Week 2 Discussion Feedback
Module 12 Feedback- Module 12 has to do with total surplus in the market. You know that total surplus equals consumer plus producer surplus. When the market is in equilibrium, total surplus is maximized. Textbook prices have skyrocketed over the years. Textbook publishers have certainly taken advantage of producer surplus. Recall that when textbook prices increase, producer surplus also increases. The opposite is true for consumer surplus. When textbook prices increase, consumer surplus decreases for students. It is wise to shop around for cheaper prices on the internet. College bookstores must accept the price of the textbook from the publisher, and then charge more on top of the publisher price in order to make a profit. Students who use financial aid to purchase their textbooks are forced to use the college bookstores and therefore must pay the bookstore prices. New editions of textbooks come out every year. I make a point to use the same edition for at least 2-3 years. In addition, I use the same textbook for both Micro and Macroeconomics.

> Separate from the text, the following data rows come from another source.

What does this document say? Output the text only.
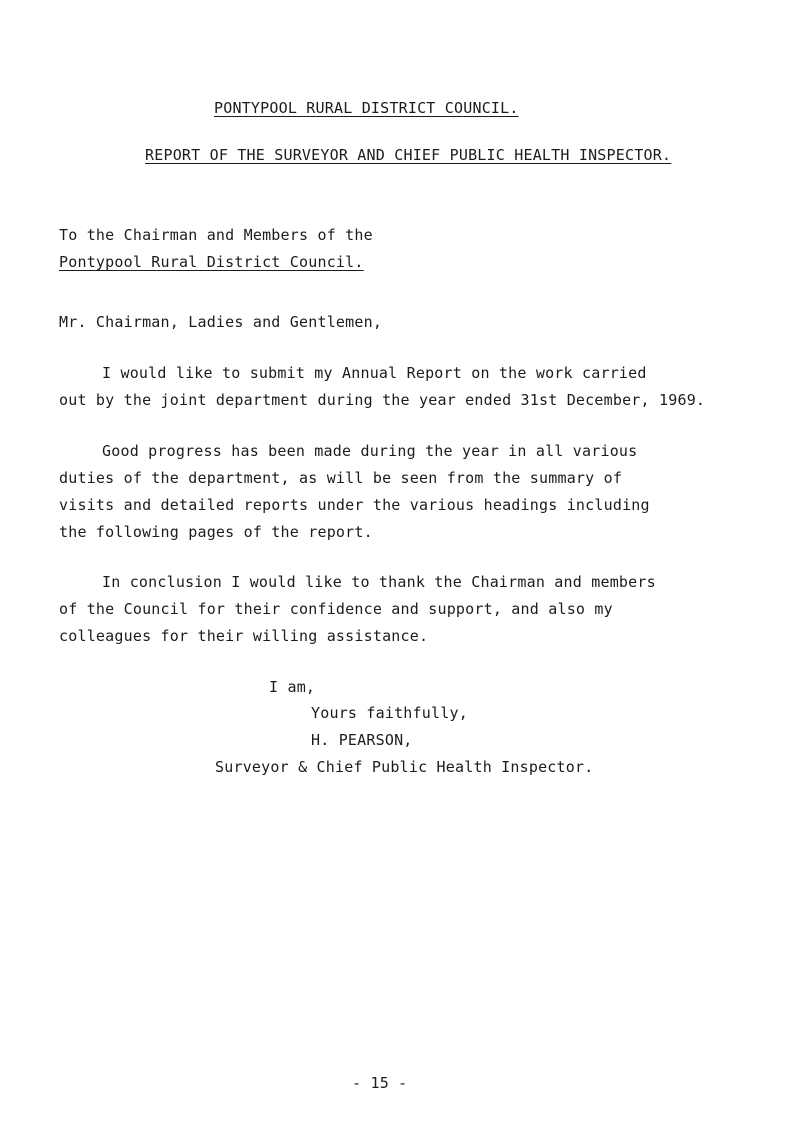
PONTYPOOL RURAL DISTRICT COUNCIL.
REPORT OF THE SURVEYOR AND CHIEF PUBLIC HEALTH INSPECTOR.
To the Chairman and Members of the
Pontypool Rural District Council.
Mr. Chairman, Ladies and Gentlemen,
I would like to submit my Annual Report on the work carried
out by the joint department during the year ended 31st December, 1969.
Good progress has been made during the year in all various
duties of the department, as will be seen from the summary of
visits and detailed reports under the various headings including
the following pages of the report.
In conclusion I would like to thank the Chairman and members
of the Council for their confidence and support, and also my
colleagues for their willing assistance.
I am,
Yours faithfully,
H. PEARSON,
Surveyor & Chief Public Health Inspector.
- 15 -
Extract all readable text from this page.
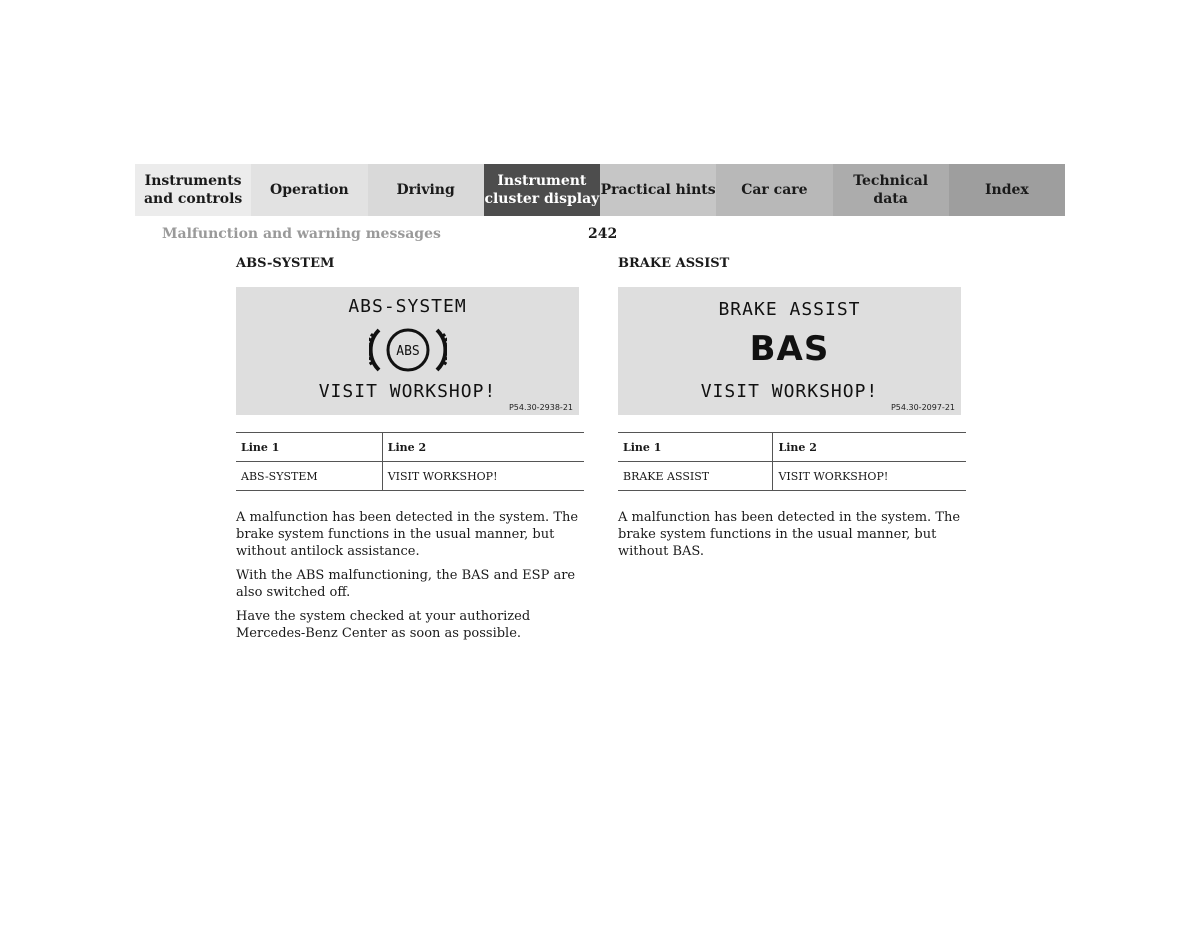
Instruments
and controls
Operation	Driving
Instrument
cluster display
Practical hints	Car care
Technical
data
Index
Malfunction and warning messages	242
ABS-SYSTEM
ABS-SYSTEM
ABS
VISIT WORKSHOP!
P54.30-2938-21
Line 1	Line 2
ABS-SYSTEM	VISIT WORKSHOP!

A malfunction has been detected in the system. The brake system functions in the usual manner, but without antilock assistance.

With the ABS malfunctioning, the BAS and ESP are also switched off.

Have the system checked at your authorized Mercedes-Benz Center as soon as possible.

BRAKE ASSIST
BRAKE ASSIST
BAS
VISIT WORKSHOP!
P54.30-2097-21
Line 1	Line 2
BRAKE ASSIST	VISIT WORKSHOP!

A malfunction has been detected in the system. The brake system functions in the usual manner, but without BAS.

Module 20 Feedback- Utility is a measure of the satisfaction the consumer derives from consumption of goods and services. I am 100% gluten free, but I can eat 3-4 slices of gluten free pizza. I begin to feel full right after the first slice is consumed. Marginal utility (the change in total utility divided by the change in quantity) starts to decrease right after the first slice. Total utility is highest at the first slice of pizza. The law of diminishing marginal utility tells us that each additional slice of pizza consumed adds less and less to total utility.

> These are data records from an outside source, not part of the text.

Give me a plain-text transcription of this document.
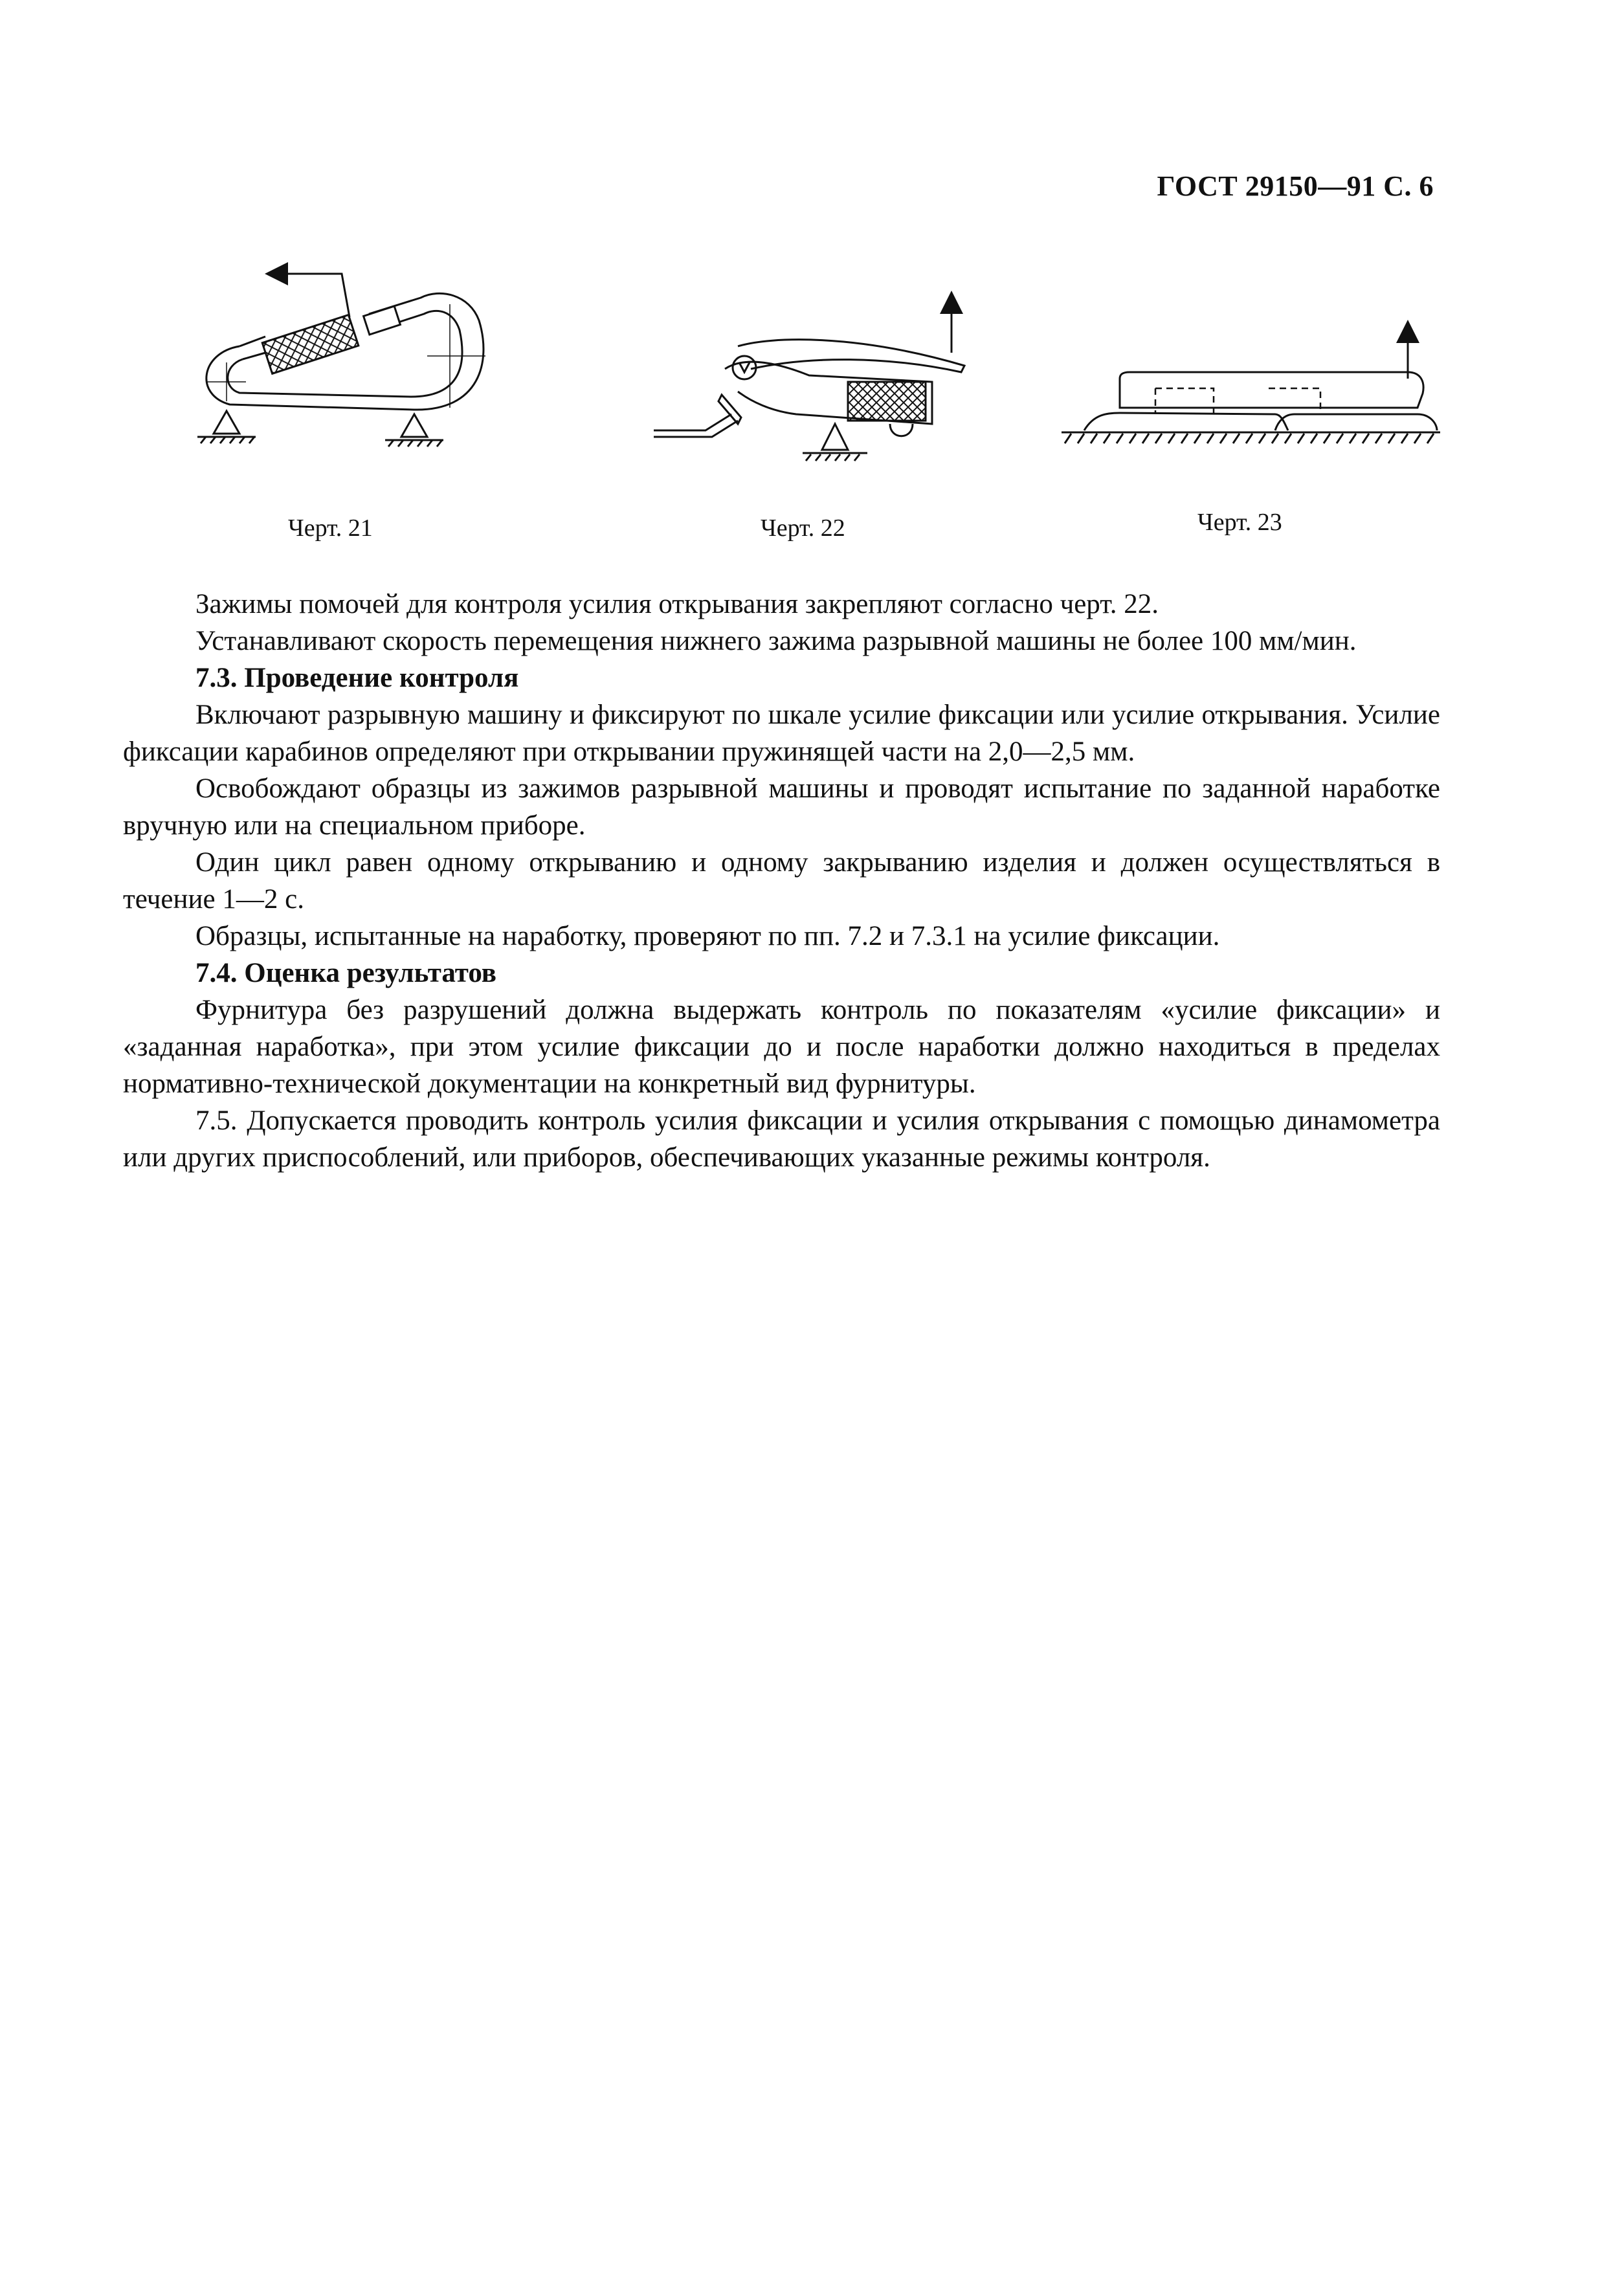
ГОСТ 29150—91 С. 6
Черт. 21	Черт. 22	Черт. 23

Зажимы помочей для контроля усилия открывания закрепляют согласно черт. 22.

Устанавливают скорость перемещения нижнего зажима разрывной машины не более 100 мм/мин.

7.3. Проведение контроля

Включают разрывную машину и фиксируют по шкале усилие фиксации или усилие открывания. Усилие фиксации карабинов определяют при открывании пружинящей части на 2,0—2,5 мм.

Освобождают образцы из зажимов разрывной машины и проводят испытание по заданной наработке вручную или на специальном приборе.

Один цикл равен одному открыванию и одному закрыванию изделия и должен осуществляться в течение 1—2 с.

Образцы, испытанные на наработку, проверяют по пп. 7.2 и 7.3.1 на усилие фиксации.

7.4. Оценка результатов

Фурнитура без разрушений должна выдержать контроль по показателям «усилие фиксации» и «заданная наработка», при этом усилие фиксации до и после наработки должно находиться в пределах нормативно-технической документации на конкретный вид фурнитуры.

7.5. Допускается проводить контроль усилия фиксации и усилия открывания с помощью динамометра или других приспособлений, или приборов, обеспечивающих указанные режимы контроля.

Module 18/52 Feedback- The cost of going to college has certainly increased overtime, but college is still very much affordable at in State Colleges, and Universities. For instance, SCF has not increased tuition cost in years. The perceived benefit of going to college still outweighs the cost for students. What has become unaffordable (even unattainable) is the cost of college at Ivy League schools that can easily cost $80,000-$100,000 a year including everything. Students graduating from out of state colleges and universities, both public and private are graduating from college with severe debt, especially students graduating from Ivy League schools. There are many costs of going to college, both explicit and implicit. Keep in mind that ALL cost are opportunity cost. Explicit cost would be tuition, books/supplies, gas money, food money, student fees etc. Implicit cost refer to the cost of foregone missed opportunities such as earning a full or part-time salary at a job.

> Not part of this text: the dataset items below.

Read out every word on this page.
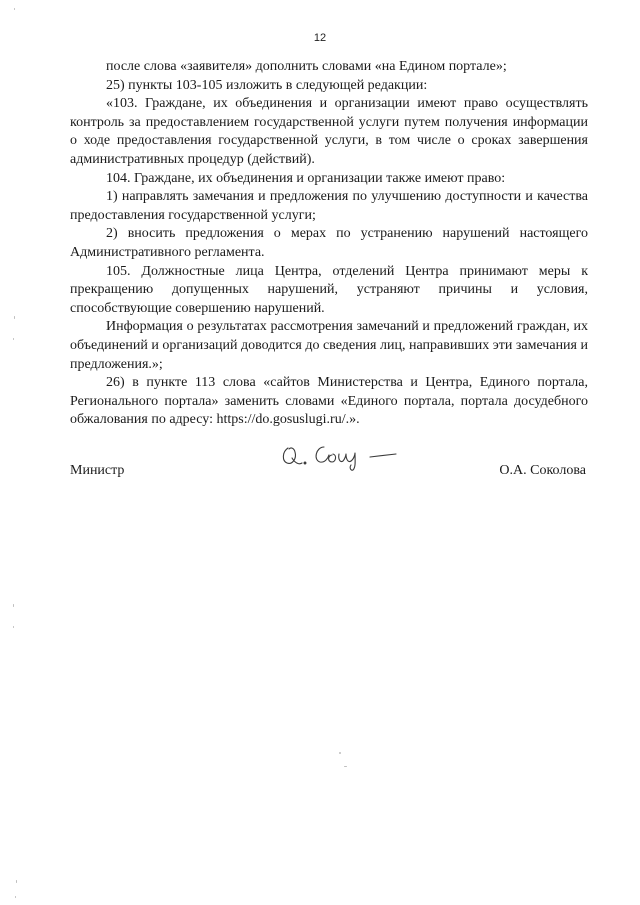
12

после слова «заявителя» дополнить словами «на Едином портале»;

25) пункты 103-105 изложить в следующей редакции:

«103. Граждане, их объединения и организации имеют право осуществлять контроль за предоставлением государственной услуги путем получения информации о ходе предоставления государственной услуги, в том числе о сроках завершения административных процедур (действий).

104. Граждане, их объединения и организации также имеют право:

1) направлять замечания и предложения по улучшению доступности и качества предоставления государственной услуги;

2) вносить предложения о мерах по устранению нарушений настоящего Административного регламента.

105. Должностные лица Центра, отделений Центра принимают меры к прекращению допущенных нарушений, устраняют причины и условия, способствующие совершению нарушений.

Информация о результатах рассмотрения замечаний и предложений граждан, их объединений и организаций доводится до сведения лиц, направивших эти замечания и предложения.»;

26) в пункте 113 слова «сайтов Министерства и Центра, Единого портала, Регионального портала» заменить словами «Единого портала, портала досудебного обжалования по адресу: https://do.gosuslugi.ru/.».

Министр	О.А. Соколова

Module 18 continued/53 Feedback- Marginal Analysis is used to find out when Profit for a firm is maximized. Marginal means looking at the change in something, to see what happens when I add one more unit of something. Marginal Revenue is the change in Total Revenue divided by the change in Output or Quantity. Marginal Cost is very similar. Marginal Cost is the change in Total Cost divided by the change in Output or Quantity. Profit is maximized when Marginal Revenue equals Marginal Cost for a firm. The optimal output rule is used for profit maximization for all market structures.